Bien loin de l’image sacralisée de l’intellectuel inaccessible au quidam que l’on cherche à lui coller depuis quelques années, voici du Roland coquin, taquin et mesquin. Pro-BHL s’abstenir.

 Un grand classique : Mythologies (1957)

Grosso modo le Graal de la sémiologie, ici l’étude de tout objet en tant que mythe, c’est-à-dire son potentiel de signifiant. Mondialement lu et traduit, ce recueil rassemble des analyses courtes mais non moins pertinentes sur la symbolique de l’image, notamment dans l’actualité et des codes de la publicité. Les sujets sont par conséquent hétéroclites au possible et férocement drôles : la coupe de l’Abbé Pierre, le catch, les frites etc. Mais Mythologies donne également à voir un Barthes sensible aux questions sociales et rejetant les codes hypocrites d’apparence et de consommation de notre société. « L’écrivain en vacances », « Le Pauvre et le Prolétaire » ou encore « Un ouvrier sympathique » nous font réaliser la vanité du décorum bourgeois des bons sentiments : « Car il y a beaucoup plus à attendre de la révolte des victimes que de la caricature de leurs bourreaux. »(1)

Le manuscrit interdit :

Originellement non destiné à la publication, Carnets du voyage en Chine (2009) livre les réflexions mi-gaillardes mi-désabusées d’un Roland en goguette. L’auteur fait partie d’un voyage officiel d’intellectuels français bourgeois s’entichant de marxisme (l’écrivain Philippe Sollers ou encore la psychanalyste Julia Kristeva …), conviés officiellement à Pékin pour une tournée méticuleusement contrôlée au temps de la Chine maoïste. Côté Roland ça mate du local et ça se perd en comparaison sur les thés ; mais c’est surtout l’occasion d’une plongée in vivo non censurée et sans chichis, illustrée par des minis croquis de tout et n’importe quoi. Pour toi lecteur(ice), la phrase kulte de l’ouvrage : « Et avec tout ça, je n’aurai pas vu le kiki d’un seul Chinois. Or que connaître d’un peuple, si on ne connaît pas son sexe ? »(2)

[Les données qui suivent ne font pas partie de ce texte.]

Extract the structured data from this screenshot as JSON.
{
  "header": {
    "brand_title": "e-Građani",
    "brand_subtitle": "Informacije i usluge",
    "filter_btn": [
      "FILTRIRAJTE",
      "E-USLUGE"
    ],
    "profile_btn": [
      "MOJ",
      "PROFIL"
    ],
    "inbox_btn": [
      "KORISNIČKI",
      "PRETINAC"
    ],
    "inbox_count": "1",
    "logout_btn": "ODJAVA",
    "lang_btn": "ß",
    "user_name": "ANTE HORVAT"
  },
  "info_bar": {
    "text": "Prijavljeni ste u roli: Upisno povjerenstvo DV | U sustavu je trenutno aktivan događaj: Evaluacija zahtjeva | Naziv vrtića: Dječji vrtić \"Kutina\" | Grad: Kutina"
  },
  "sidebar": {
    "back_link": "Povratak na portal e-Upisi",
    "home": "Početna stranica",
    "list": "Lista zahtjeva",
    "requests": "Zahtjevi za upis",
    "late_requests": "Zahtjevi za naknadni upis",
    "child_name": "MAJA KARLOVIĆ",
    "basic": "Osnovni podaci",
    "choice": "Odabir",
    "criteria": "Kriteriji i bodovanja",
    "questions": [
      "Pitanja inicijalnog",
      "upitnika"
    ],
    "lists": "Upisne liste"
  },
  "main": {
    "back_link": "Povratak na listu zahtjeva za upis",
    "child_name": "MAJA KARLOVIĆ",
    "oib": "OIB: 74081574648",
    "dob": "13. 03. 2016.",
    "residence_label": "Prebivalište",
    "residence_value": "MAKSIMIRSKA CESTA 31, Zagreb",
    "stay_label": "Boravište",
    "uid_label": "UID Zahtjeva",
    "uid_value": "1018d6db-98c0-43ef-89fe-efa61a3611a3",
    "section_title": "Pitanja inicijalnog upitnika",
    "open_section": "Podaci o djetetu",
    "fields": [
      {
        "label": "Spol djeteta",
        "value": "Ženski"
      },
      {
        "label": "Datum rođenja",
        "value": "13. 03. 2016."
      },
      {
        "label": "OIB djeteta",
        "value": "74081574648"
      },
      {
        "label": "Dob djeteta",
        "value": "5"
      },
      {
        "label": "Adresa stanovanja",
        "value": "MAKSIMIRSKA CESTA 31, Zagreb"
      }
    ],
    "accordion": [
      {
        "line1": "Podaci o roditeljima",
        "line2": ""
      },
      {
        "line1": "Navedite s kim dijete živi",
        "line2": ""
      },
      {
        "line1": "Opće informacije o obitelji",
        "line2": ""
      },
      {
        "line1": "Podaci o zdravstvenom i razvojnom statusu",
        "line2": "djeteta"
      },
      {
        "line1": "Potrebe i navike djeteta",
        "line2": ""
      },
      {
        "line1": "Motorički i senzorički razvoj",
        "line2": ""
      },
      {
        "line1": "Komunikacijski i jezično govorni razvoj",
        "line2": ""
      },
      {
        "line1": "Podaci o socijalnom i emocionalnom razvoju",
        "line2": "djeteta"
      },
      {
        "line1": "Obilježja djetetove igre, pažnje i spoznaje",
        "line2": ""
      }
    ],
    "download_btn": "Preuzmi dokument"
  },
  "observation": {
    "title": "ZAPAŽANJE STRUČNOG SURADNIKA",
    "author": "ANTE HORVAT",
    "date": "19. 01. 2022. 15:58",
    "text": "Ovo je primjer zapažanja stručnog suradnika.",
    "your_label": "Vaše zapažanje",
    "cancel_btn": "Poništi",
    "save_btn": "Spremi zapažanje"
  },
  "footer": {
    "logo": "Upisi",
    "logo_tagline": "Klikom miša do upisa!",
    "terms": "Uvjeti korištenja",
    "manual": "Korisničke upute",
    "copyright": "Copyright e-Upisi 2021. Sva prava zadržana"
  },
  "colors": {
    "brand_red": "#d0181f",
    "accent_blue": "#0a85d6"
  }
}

Le moment violon : Journal de deuil (2009)

Sa publication récente a fait l’objet d’intenses querelles dans le milieu groupie barthésien, puisqu’on touche ici à l’intime. Barthes est un fils à maman absolu, et perd celle-ci en 1977. Mais cette relation fusionnelle et exclusive échoue à être tournée en ridicule car elle est magnifiée par les réflexions sans artifice de l’homme à jamais dévasté. Durant près de deux ans il peint le quotidien émotionnel d’un être confronté à l’absence et à la douleur. « Le chagrin est immense, mais son effet sur moi […] est une sorte de dépôt, de rouille, de boue déposée sur mon cœur : une amertume de cœur. »(3). Toujours amoureux mais éternel célibataire, l’ouvrage constitue en quelque sorte un écho aux Fragments d’un discours amoureux (1977), dissection littéraire et linguistique du je aimant sous forme d’abécédaire.

L’improbable : L’Empire des signes (1970)

Dans la continuité d’une élite intellectuelle française fascinée par le Pays du Soleil Levant et autres chinoiseries (Loti, Malraux, Artaud …), Barthes nous offre une réflexion sur les différences fondamentales entre le sens de l’écriture calligraphiée, verticale, dont l’essentialité réside dans le geste et le vide, et celui de l’écriture occidentale, signifiante avant tout.

Mais le meilleur réside dans son analyse sur l’art de cuisiner et de manger à la japonaise : « c’est toute une petite odyssée de la nourriture que vous vivez du regard : vous assistez au Crépuscule de la Crudité »(4). La baguette est un instrument « déictique »(5) empreint de retenue et de douceur, s’opposant au couple prédateur occidental couteau/fourchette. Bref, vous ne verrez plus les maki estoufadous du Sushi Shop de la même manière.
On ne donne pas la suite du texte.